Pour répondre à la question de notre lecteur, il faut partir de ce cadre général et du principe qu’un appartement est loué à l’usage d’habitation, ce qui implique que la température doit être adéquate pour y vivre.

La loi ne précise pas la température minimale qui doit être garantie dans un logement.

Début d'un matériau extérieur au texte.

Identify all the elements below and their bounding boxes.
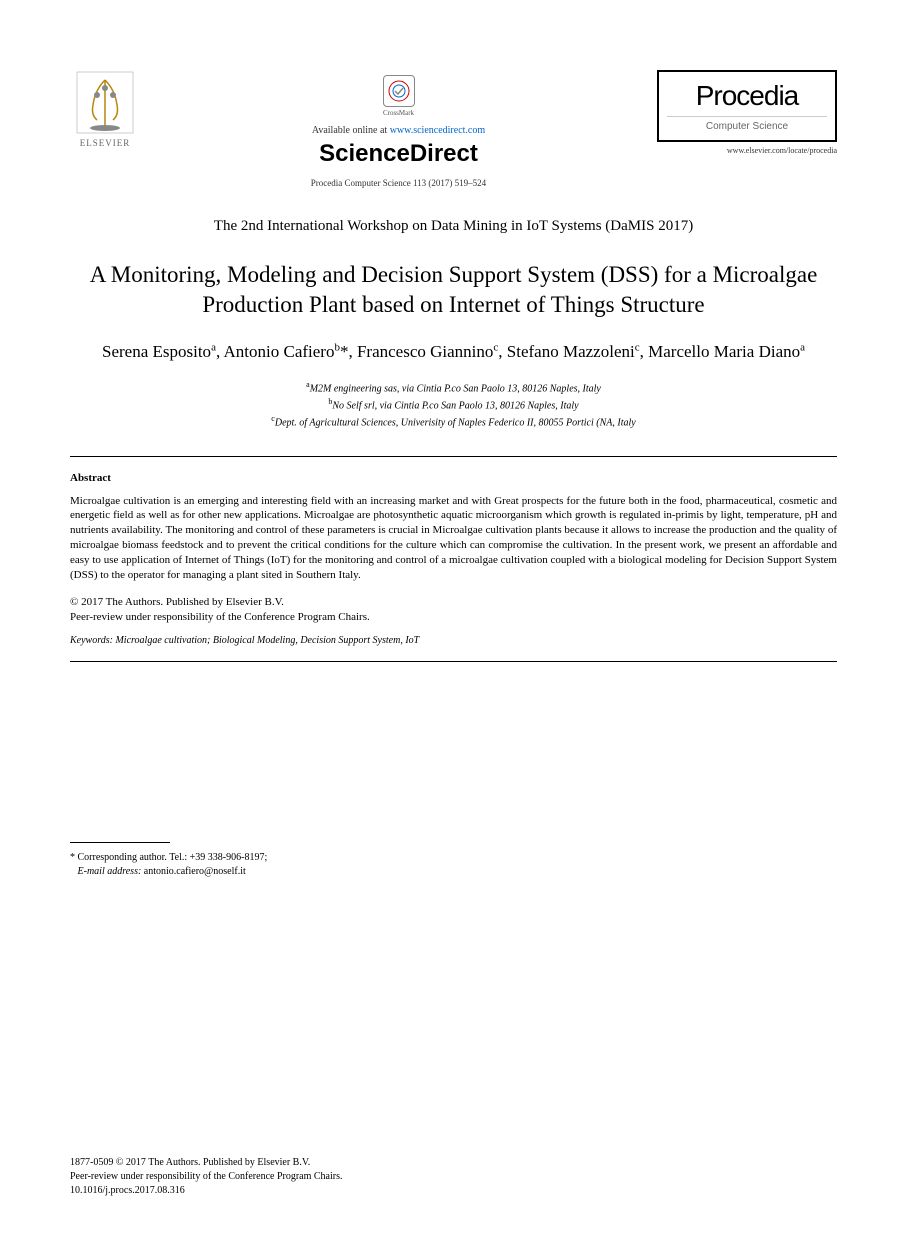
procedia-wrapper: Procedia Computer Science www.elsevier.c… — [657, 70, 837, 155]
sciencedirect-logo: ScienceDirect — [140, 140, 657, 168]
procedia-subtitle: Computer Science — [667, 116, 827, 132]
conference-name: The 2nd International Workshop on Data M… — [70, 218, 837, 235]
affiliation-line: bNo Self srl, via Cintia P.co San Paolo … — [70, 396, 837, 413]
available-prefix: Available online at — [312, 125, 390, 136]
divider-bottom — [70, 661, 837, 662]
footer-doi: 10.1016/j.procs.2017.08.316 — [70, 1184, 837, 1198]
corr-email-line: E-mail address: antonio.cafiero@noself.i… — [70, 865, 837, 879]
center-header-block: CrossMark Available online at www.scienc… — [140, 70, 657, 188]
corr-author-line: * Corresponding author. Tel.: +39 338-90… — [70, 851, 837, 865]
email-address: antonio.cafiero@noself.it — [141, 866, 245, 877]
keywords-text: Microalgae cultivation; Biological Model… — [113, 635, 419, 646]
footer-issn: 1877-0509 © 2017 The Authors. Published … — [70, 1156, 837, 1170]
keywords-label: Keywords: — [70, 635, 113, 646]
elsevier-label: ELSEVIER — [80, 138, 131, 148]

Il faut ainsi se référer aux recommandations des autorités publiques, soit notamment de l’Office fédéral de la santé publique et de l’Office fédéral de l’énergie.

Il est admis que la température soit de 20°C dans les pièces à vivre, entre 17 et 20° dans les chambres à coucher suivant les heures, et entre 20 et 23° dans la salle de bain. Il s’agit de températures adéquates entre 6 et 23h. La température dans l’appartement ne doit en tout cas pas descendre en dessous de 15°C, même pendant la nuit.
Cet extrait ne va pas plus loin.